Studievoorlichter Filosofie
Het ritueel dat Hans Garritsen beschrijft voltrekt zich in 2023 nog regelmatig. De studentendecaan heet nu studievoorlichter en niet het Albertinum maar het Erasmusgebouw is de locatie van dienst maar wat hetzelfde is, is de student die vertwijfeld de academische wereld betreedt.
Nog altijd komt zeventig procent van de studenten aan de Radboud Universiteit uit een gezin waarin geen van de ouders naar de universiteit is geweest. Dat brengt de gevoelens met zich mee waar Hans over schrijft; zoals het gevoel dat je niet op de universiteit hoort, of dat je de mores hier niet kent.
Als eerstegeneratiestudent ken ik die gevoelens ook en doe ik mijn best studenten op hun gemak te laten voelen. Het recept daarvoor beschrijft Hans ook al: tutoyeren, koffie of thee en een oprecht gesprek. Niet alleen de eerstegeneratiestudenten hebben zo’n welkom nodig, ook de pensionado die zich afvraagt of ze niet uit de toon zal vallen tussen de jonge studenten, de internationale student wiens familie over de schouder meekijkt met iedere stap of de drop-out die nu echt eens wil studeren wat hij leuk vindt.
Hans, die verzwijgt dat hij met zijn studie ook de dienstplicht probeert te ontwijken, zou het tegenwoordig nog wat makkelijker hebben. Heel het toelatingsproces zou hij nu online kunnen doorlopen. Dat is ergens spijtig want je ziet dat het gesprek zelf voor Hans een emanciperende werking heeft: als hij wegloopt heeft hij voor zichzelf een plek op de universiteit bedacht.
Marie-José van den Berg.
Studievoorlichter Religiewetenschappen en Theologie
De onderliggende vragen die ik stel zijn altijd de volgende: '' Wat past bij mij? Waar word ik gelukkig van? Wat wil ik ermee?'
De invloed van buitenaf speelt meestal een belangrijke rol bij het beantwoorden van deze vragen, denk aan ouders die willen weten wat je met de opleiding kunt gaan doen en of er wel beroepsperspectieven zijn; of vrienden die niet snappen waarom je juist voor deze studie kiest. Daarnaast zijn er anno 2023 veel meer opleidingen om uit te kiezen dan vijftig jaar geleden. En je kunt van een bachelor eventueel door aanvulling van een premaster naar een andere master (in een andere stad) overstappen.
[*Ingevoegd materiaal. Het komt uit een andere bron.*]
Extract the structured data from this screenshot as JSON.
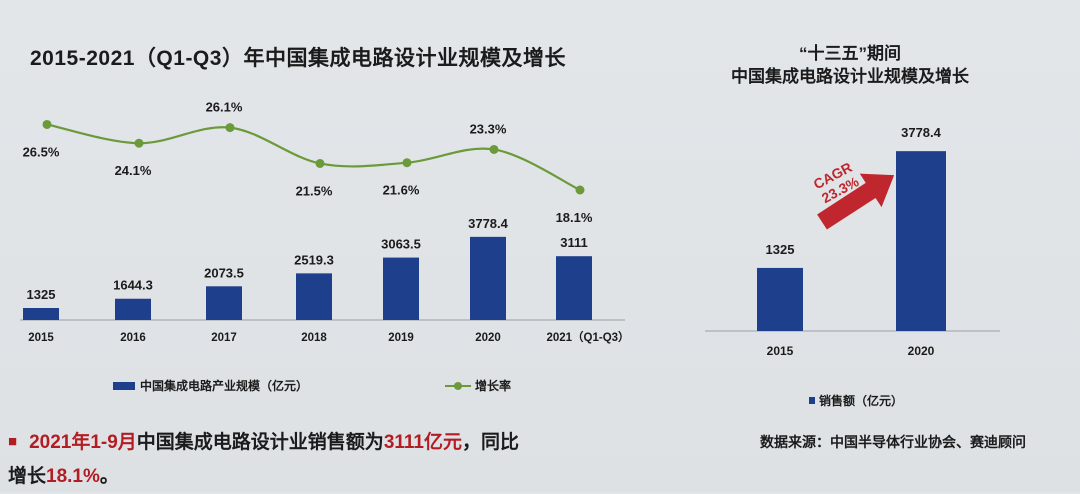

Vanuit de Radboud Universiteit wordt centraal een groot aantal on- en offline activiteiten georganiseerd om iemand te helpen bij deze keuze, van kennismakingsactiviteiten als middelbare schoolbezoeken, online voorlichtingsvideo’s en open dagen naar verdiepende activiteiten als proefstudeerdagen en vervolgens beslissingsactiviteiten als meeloopdagen en persoonlijke gesprekken.
Als studievoorlichters organiseren wij deze en andere activiteiten voor onze faculteit voor al onze opleidingen: bachelors, pre-masters en masterspecialisaties en spreken we persoonlijk met de studiekiezer. Zo proberen we de studiekiezers zo goed mogelijk voor te lichten om ze zo goed mogelijk te helpen bij de studiekeuze.
Mijn advies: kies vooral een opleiding waar jij NU gelukkig van wordt. Als je iets kiest waar je blij van wordt dan komt het andere vanzelf wel. En als je over 5, 10, 20 of 30 jaar iets anders leuk vindt, dan ga je dan toch iets anders doen? Het is al lastig genoeg om iets voor de komende jaren te kiezen, laat staan voor de rest van je (werkende) leven.